The measure passed the lower house of Chile’s Congress on Tuesday by a margin of 127 to 14 after being anonymously approved by the Senate several weeks ago. Chile’s left-wing President Gabriel Boric, who is expected to sign the bill into law, hailed it as a “pro-family project that aims at the good living of all” in a Twitter post.

“This is a project that will contribute enormously to our quality of life,” said Labor Minister Jeannette Jara. “Yes, changes can be made to advance workers’ rights.”

The bill represents a legislative win for Boric, who won election on a left-wing platform promising to improve workers rights, combat inequality and promote social justice.

However, some of Boric’s larger ambitions — such as rewriting the country’s neoliberal constitution inherited from the era of right-wing dictator Augusto Pinochet and making large changes to the tax code — have faced setbacks.

Tuesday’s law incrementally lowers the work week over the course of five years until the country reaches 40 hours, the standard in many industrialised nations.

Latin America, however, has some of the longest work weeks in the world, with 48-hour work weeks in countries such as Peru, Argentina, Mexico and Panama and 44 hours in Brazil.

The South American nation of Ecuador, though, has a 40-hour work week.

Longer work weeks also do not necessarily mean enhanced productivity: France has a 35 hour work week and has some of the most productive workers of all the countries in the Organization for Economic Cooperation and Development (OECD).

Other countries have also experimented with shortened work weeks, with one of the largest trials concluding in the United Kingdom earlier this year.

The trial, which included 61 companies, found that four-day work weeks led to decreased stress for workers and had little impact on revenue.

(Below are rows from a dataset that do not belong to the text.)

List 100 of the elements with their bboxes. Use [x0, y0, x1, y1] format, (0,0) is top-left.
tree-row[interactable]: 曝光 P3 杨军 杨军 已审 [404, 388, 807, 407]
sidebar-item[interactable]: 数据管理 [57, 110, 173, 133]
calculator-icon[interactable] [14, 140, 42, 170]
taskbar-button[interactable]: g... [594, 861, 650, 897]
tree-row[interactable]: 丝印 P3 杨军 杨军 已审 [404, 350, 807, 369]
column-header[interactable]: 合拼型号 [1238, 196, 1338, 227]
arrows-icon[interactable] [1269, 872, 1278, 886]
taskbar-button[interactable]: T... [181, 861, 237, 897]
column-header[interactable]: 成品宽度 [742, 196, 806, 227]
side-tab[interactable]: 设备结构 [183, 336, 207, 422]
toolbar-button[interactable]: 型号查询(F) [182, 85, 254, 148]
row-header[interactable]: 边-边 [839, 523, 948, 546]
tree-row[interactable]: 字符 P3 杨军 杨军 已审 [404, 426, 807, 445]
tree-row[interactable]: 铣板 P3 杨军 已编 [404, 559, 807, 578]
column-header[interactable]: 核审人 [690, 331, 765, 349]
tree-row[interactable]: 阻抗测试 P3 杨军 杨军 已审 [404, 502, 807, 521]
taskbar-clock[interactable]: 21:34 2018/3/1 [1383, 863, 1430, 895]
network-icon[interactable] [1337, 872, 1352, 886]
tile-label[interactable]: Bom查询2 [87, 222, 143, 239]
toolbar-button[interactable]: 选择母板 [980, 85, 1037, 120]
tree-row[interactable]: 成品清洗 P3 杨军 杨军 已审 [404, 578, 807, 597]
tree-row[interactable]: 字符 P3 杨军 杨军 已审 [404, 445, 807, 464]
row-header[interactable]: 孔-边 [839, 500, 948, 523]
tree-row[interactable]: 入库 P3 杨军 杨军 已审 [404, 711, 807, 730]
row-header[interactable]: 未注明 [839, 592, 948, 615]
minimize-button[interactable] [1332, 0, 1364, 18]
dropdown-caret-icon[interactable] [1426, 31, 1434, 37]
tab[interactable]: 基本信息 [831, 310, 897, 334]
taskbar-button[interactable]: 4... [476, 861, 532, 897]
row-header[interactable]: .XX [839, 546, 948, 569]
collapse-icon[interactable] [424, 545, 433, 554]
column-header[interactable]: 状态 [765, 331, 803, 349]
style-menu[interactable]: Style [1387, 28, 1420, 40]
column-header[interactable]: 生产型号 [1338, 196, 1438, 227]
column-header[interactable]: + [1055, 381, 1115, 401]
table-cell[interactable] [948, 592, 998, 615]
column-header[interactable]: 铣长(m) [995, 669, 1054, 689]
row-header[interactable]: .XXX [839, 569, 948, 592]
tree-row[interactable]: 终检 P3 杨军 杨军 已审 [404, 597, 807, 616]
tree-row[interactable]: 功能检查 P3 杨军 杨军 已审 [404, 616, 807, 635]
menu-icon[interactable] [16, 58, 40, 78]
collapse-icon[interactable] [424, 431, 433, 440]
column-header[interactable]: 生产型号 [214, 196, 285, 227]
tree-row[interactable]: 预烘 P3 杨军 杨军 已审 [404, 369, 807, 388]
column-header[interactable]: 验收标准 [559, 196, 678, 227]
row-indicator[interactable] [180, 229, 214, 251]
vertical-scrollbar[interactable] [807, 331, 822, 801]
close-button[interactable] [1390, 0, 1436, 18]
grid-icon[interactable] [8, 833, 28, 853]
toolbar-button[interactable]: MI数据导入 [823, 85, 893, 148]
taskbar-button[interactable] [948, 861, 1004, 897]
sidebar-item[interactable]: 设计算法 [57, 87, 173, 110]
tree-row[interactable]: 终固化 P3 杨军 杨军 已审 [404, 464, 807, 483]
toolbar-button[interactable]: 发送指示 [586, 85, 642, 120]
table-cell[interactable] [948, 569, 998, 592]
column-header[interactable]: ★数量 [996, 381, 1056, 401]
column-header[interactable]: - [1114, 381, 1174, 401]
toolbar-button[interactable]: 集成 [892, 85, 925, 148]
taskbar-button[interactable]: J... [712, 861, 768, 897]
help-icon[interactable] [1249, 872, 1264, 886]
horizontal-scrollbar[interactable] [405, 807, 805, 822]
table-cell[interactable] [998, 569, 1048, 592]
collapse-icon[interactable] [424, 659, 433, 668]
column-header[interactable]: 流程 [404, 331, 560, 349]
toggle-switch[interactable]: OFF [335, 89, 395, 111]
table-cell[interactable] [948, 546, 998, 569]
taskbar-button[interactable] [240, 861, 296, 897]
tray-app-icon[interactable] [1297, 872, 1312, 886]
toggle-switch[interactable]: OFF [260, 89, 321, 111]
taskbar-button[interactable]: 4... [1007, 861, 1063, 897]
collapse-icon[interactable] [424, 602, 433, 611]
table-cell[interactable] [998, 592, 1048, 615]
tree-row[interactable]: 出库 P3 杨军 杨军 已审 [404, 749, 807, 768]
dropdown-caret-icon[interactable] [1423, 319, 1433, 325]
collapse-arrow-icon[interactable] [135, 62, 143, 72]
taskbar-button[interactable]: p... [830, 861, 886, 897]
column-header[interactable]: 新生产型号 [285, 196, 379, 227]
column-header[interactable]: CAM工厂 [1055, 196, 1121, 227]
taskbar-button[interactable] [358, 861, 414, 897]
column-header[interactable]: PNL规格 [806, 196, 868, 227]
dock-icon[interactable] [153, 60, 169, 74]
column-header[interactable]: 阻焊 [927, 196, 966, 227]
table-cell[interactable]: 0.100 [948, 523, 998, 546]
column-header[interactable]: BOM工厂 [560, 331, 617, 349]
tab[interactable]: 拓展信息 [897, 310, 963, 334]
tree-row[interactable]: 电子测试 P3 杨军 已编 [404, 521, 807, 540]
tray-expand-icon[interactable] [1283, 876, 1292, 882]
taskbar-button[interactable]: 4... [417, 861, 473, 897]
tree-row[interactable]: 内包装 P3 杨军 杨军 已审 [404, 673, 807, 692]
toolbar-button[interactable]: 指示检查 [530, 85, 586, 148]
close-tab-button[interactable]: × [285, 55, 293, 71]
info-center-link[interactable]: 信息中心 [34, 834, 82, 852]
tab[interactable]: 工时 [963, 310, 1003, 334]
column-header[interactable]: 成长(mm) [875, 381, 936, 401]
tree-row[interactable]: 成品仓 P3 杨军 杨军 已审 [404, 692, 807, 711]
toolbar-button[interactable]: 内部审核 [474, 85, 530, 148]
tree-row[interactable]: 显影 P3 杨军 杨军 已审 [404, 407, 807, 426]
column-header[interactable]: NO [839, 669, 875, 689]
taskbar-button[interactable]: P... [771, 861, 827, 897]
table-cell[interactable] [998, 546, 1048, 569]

The vast majority of the 61 companies decided to continue the practice after the trial had ended.

Tuesday’s bill in Chile prevents businesses from reducing salaries because of the change and allows workers to switch to a four-day work week. However, it does not apply to informal sectors of Chile’s economy, which constitute more than a quarter of the country’s workforce, according to the news agency AFP.

Some businesses have criticised the initiative, saying it will place them under strain as they try to adjust, but others have welcomed the change.

Danitza Becerra, the owner of a design company named Organic Style, told Reuters that her firm switched to a 40-hour work week years ago and it has been a positive experience.

“It’s a very good initiative that has changed our lives,” she said.